Les agents de joueurs qui poussent, derrière ces candidatures spontanées, commencent à développer un argumentaire un poil sournois, à coup de «un tel nom ferait une bonne pub pour le championnat en général et votre club en particulier». Pour certains, ce n’est pas faux mais les clubs de BGL Ligue ont appris à développer depuis quelques années, une politique de recrutement très précise et surtout à s’y tenir. C’est nouveau et cela freine la ruée vers l’or de tous ces professionnels aux abois.
La plupart des agents commencent avec la même phrase fétiche : „Ce n’est pas une question d’argent“
«Il va y avoir de sacrées affaires à faire ces prochains mois et années, c’est certain», avait indiqué Thomas Gilgemann, le directeur du Progrès, en début de semaine. Lui s’est borné à aller chercher, cet hiver, uniquement ce dont il avait besoin : des ailiers. Preuve que la DN mûrit, ils sont nombreux à réfléchir scrupuleusement à leurs vrais besoins et pas aux folies bancales qu’ils pourraient s’autoriser.

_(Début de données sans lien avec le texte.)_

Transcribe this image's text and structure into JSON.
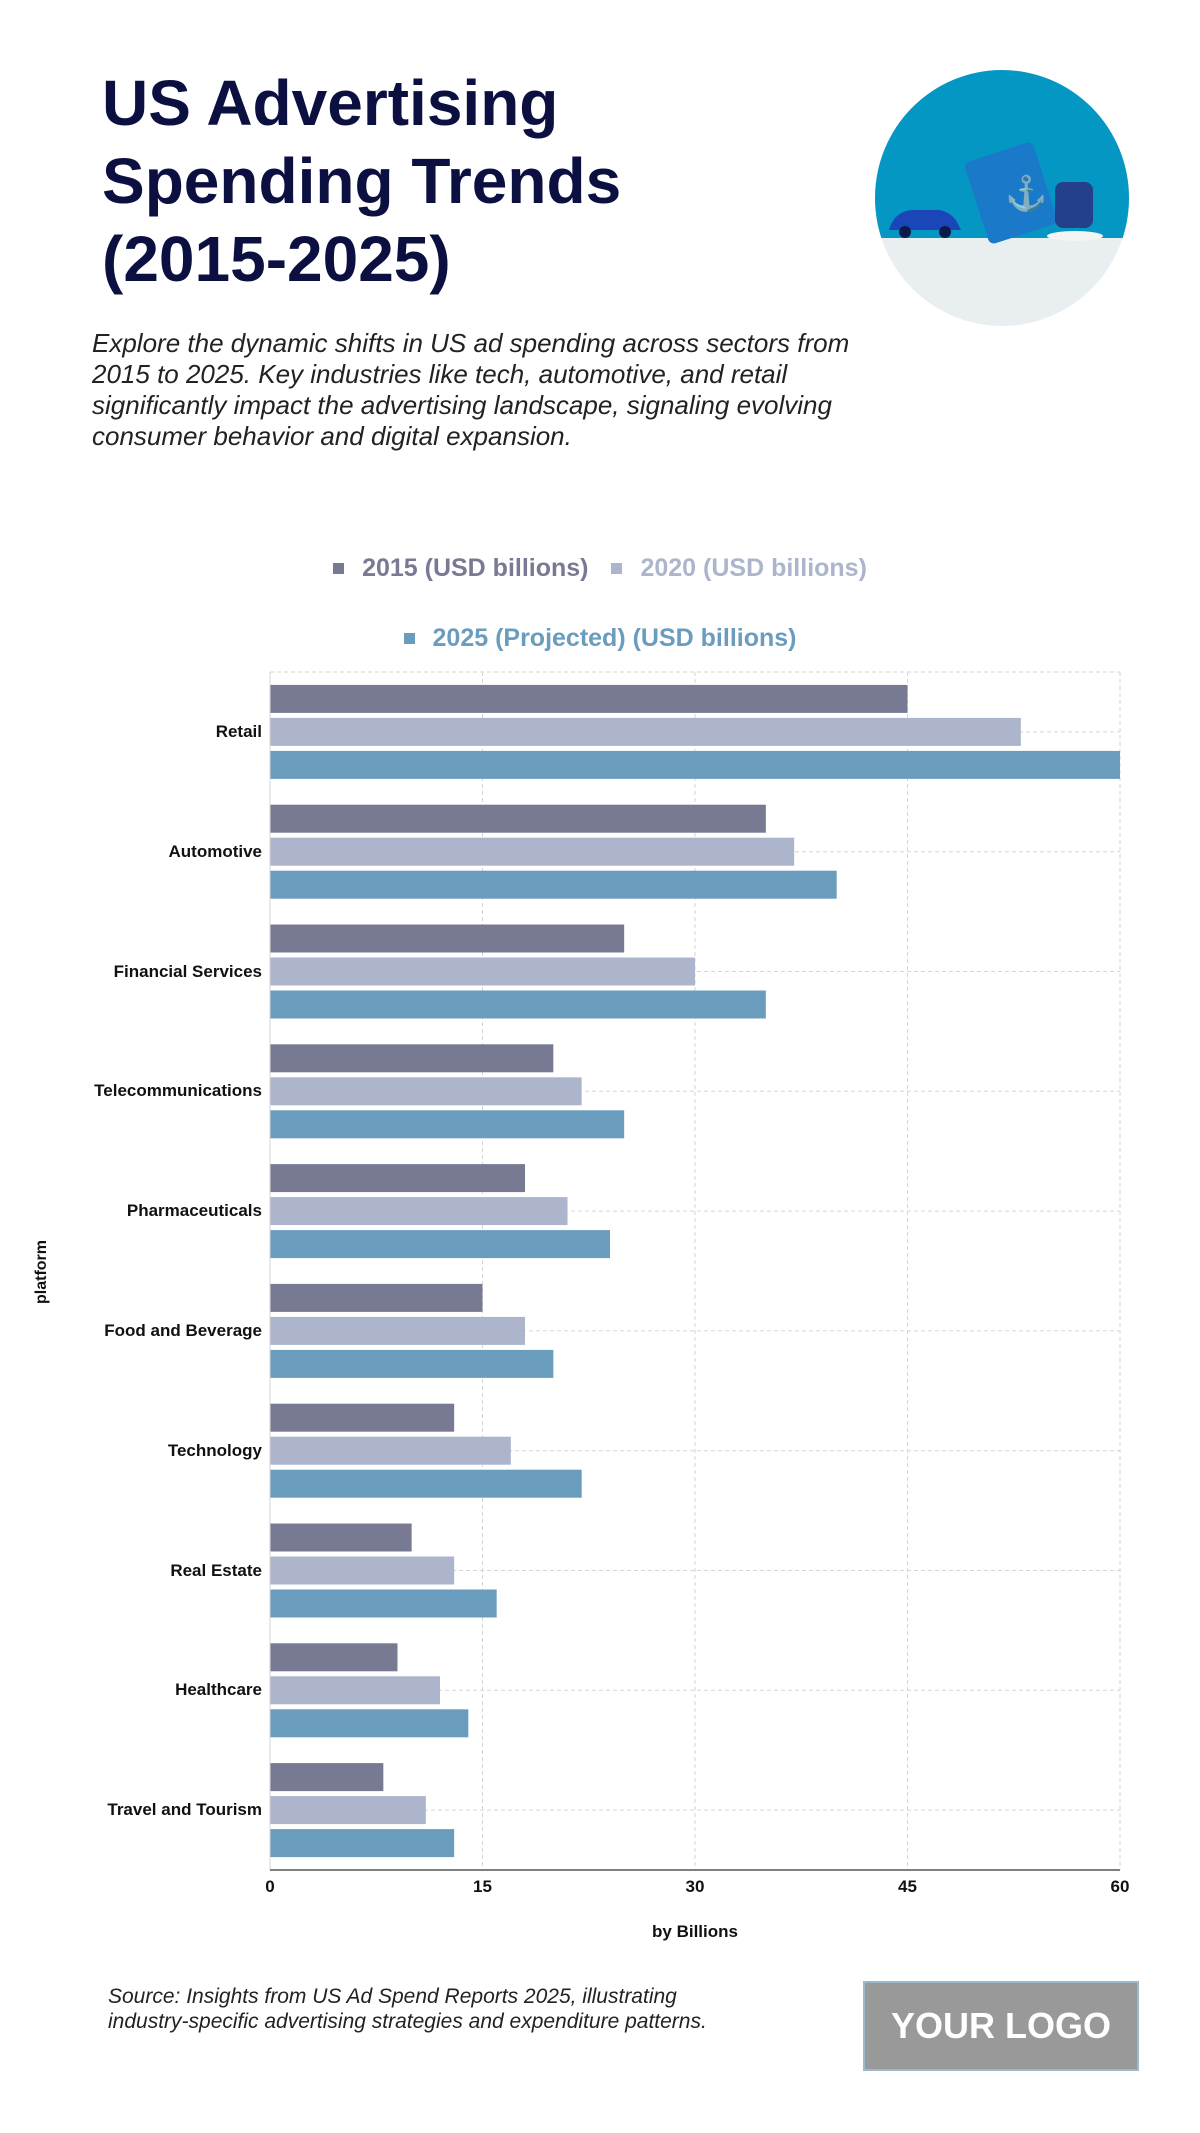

Une prudence facilitée par les exigences des garçons qui viennent frapper aux portes, depuis deux mois. «La majorité a des attentes non-réalisables», assure Manou Goergen, alors que Dudelange a mis un peu d’argent en cave et pourrait être tenté d’en profiter pour assurer une place européenne. «Il faut leur ramener les pieds sur terre, effectivement!, embraye Illies Haddadji, au RFCU. Même sur une année normale, sans crise financière, on ne pourrait pas se permettre certains garçons pourtant très intéressants, même si ce sont les gars qui sont restés sur le carreau l’été dernier.» «Ils ne se rendent pas compte que c’est un autre monde en fait», pointe Robert Janssen, que même d’anciens coaches de Ligue 1 française et de D1 belge ont relancé alors que le club nordiste vient de prolonger le contrat de Dan Huet. «Pourtant, se délecte Pascal Welter, la plupart des agents commencent toujours avec la même phrase fétiche : „Ce n’est pas une question d’argent“. Ça tombe bien, parce que je crois que partout, on va forcément vers une baisse généralisée des rémunérations.»

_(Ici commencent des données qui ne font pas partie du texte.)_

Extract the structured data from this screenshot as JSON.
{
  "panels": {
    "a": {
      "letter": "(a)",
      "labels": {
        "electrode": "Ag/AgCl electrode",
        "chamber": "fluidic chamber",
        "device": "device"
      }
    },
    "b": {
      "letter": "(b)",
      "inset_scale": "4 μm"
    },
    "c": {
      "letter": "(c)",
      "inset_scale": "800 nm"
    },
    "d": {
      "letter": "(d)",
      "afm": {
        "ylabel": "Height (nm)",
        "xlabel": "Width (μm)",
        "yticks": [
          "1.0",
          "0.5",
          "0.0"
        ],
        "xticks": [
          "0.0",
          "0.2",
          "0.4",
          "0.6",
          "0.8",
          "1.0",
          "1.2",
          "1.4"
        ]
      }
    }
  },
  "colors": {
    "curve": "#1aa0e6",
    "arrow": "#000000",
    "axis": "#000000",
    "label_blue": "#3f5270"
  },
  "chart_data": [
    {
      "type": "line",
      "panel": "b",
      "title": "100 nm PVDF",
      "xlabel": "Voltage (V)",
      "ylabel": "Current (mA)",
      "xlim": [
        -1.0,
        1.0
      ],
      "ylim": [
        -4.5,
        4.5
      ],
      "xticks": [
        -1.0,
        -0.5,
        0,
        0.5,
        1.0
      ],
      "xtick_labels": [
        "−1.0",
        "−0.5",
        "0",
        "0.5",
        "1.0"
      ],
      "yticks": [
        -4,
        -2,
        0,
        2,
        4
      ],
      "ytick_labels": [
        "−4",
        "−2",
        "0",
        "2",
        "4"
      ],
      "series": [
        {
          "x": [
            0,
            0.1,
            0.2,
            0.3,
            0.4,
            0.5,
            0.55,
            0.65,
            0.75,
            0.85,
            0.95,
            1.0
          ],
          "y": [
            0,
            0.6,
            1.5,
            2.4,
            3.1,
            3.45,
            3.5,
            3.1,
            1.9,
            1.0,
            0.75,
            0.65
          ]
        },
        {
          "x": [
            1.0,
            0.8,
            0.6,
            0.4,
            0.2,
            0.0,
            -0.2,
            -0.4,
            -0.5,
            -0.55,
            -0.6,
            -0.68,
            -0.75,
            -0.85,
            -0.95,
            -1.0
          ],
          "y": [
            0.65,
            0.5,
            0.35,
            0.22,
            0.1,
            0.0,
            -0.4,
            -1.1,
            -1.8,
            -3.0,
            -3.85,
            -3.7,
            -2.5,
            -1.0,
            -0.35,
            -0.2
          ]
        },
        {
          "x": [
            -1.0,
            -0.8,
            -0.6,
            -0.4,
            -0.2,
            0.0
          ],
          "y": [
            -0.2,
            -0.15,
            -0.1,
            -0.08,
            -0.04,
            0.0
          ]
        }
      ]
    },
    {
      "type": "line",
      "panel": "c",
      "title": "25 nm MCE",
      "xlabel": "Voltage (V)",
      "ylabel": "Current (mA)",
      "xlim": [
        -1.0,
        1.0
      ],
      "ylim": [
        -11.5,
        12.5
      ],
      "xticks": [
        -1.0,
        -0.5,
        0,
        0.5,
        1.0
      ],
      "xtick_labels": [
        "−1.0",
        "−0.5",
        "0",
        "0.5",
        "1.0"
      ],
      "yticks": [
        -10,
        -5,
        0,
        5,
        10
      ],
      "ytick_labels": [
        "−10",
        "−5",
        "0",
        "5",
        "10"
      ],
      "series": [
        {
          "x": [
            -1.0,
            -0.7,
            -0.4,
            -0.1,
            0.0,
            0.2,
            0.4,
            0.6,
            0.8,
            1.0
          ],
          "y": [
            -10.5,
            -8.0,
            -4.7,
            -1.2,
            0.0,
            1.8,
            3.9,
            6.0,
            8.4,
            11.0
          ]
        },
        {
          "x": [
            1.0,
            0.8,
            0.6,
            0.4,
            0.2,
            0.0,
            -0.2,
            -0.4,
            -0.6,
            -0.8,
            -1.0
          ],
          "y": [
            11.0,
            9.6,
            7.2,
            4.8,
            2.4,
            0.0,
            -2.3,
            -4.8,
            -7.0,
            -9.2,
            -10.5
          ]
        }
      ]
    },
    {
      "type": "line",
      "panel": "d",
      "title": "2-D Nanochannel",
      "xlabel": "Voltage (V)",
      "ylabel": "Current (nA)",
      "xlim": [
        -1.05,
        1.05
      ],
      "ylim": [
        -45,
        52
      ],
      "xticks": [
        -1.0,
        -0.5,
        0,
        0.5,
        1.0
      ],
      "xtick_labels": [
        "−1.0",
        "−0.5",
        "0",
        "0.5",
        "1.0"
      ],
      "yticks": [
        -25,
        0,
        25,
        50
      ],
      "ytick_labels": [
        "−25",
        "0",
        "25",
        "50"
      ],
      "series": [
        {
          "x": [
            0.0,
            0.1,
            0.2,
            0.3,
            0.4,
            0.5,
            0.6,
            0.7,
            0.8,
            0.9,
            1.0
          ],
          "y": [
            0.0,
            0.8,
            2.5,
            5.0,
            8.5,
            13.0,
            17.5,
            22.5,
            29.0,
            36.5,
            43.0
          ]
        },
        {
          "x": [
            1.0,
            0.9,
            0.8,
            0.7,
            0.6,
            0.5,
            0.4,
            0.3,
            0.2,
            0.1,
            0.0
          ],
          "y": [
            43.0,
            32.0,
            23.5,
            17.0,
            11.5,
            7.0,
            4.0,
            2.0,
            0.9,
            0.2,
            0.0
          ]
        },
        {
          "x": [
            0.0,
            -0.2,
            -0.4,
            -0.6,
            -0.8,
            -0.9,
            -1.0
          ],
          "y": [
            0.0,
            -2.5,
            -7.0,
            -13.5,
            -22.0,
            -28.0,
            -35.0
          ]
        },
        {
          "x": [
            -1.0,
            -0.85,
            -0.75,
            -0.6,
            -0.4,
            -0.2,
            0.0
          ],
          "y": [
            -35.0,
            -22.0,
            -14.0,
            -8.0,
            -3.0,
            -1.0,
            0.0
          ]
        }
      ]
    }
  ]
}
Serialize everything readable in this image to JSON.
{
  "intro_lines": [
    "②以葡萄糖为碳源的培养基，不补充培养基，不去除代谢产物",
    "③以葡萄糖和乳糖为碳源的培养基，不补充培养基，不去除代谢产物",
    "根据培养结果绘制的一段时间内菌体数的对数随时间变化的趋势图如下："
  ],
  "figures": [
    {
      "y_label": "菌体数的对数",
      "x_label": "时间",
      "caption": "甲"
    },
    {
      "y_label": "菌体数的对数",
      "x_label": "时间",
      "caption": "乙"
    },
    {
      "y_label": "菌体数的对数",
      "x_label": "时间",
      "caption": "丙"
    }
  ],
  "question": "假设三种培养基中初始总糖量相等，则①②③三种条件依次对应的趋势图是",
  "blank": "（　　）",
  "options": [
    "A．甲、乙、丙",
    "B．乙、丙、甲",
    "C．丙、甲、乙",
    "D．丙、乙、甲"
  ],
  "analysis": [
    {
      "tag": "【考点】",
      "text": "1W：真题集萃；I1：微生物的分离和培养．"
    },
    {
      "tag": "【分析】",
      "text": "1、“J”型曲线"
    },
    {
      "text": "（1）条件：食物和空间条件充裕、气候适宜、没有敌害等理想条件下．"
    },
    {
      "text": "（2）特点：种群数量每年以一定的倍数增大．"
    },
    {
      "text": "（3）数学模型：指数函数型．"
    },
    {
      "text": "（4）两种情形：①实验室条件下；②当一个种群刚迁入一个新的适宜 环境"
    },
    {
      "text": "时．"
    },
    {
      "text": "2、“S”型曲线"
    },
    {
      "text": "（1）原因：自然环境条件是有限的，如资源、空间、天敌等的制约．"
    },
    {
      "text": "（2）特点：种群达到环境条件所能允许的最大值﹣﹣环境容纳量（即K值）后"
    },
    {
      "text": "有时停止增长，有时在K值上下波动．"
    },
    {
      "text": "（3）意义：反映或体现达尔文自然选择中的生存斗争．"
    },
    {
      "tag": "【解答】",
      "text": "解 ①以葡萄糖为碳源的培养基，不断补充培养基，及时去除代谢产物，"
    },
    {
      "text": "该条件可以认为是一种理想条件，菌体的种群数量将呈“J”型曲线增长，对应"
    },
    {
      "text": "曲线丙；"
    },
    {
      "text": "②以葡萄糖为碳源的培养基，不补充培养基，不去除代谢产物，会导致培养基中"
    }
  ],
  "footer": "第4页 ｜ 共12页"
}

Les marchés deviennent fous. Et pour des joueurs qui voient approcher la trentaine avec énormément d’incertitudes, la perspective de débarquer au Grand-Duché, où peut se dessiner une après-carrière, excite désormais les convoitises. Une quarantaine de candidatures spontanées au Racing, qui possède de beaux ambassadeurs avec Omrani, Dembélé ou Mabella, mais aussi le coach Régis Brouard, une trentaine au F91… Au Fola? «J’ai arrêté de compter», avoue Pascal Welter. Au Racing, Illies Haddadji a souvent au téléphone d’anciens coéquipiers qui «commencent vraiment à galérer» avec le Covid. Ça lui fait mal pour ses amis, mais cela le rassure sur l’attractivité toute neuve de la BGL Ligue : «Cet afflux de demandes, c’est un très bon indicateur. Quand je suis arrivé au Luxembourg (NDLR : en 2012, au F91), les agents me disaient : „Mais où tu vas mettre les pieds, là?“ Aujourd’hui, c’est eux qui viennent nous voir. Non seulement, ils suivent la DN, mais en plus ils connaissent bien les clubs. C’est un signe fort.» Luxembourg, nouvel Eldorado du ballon rond?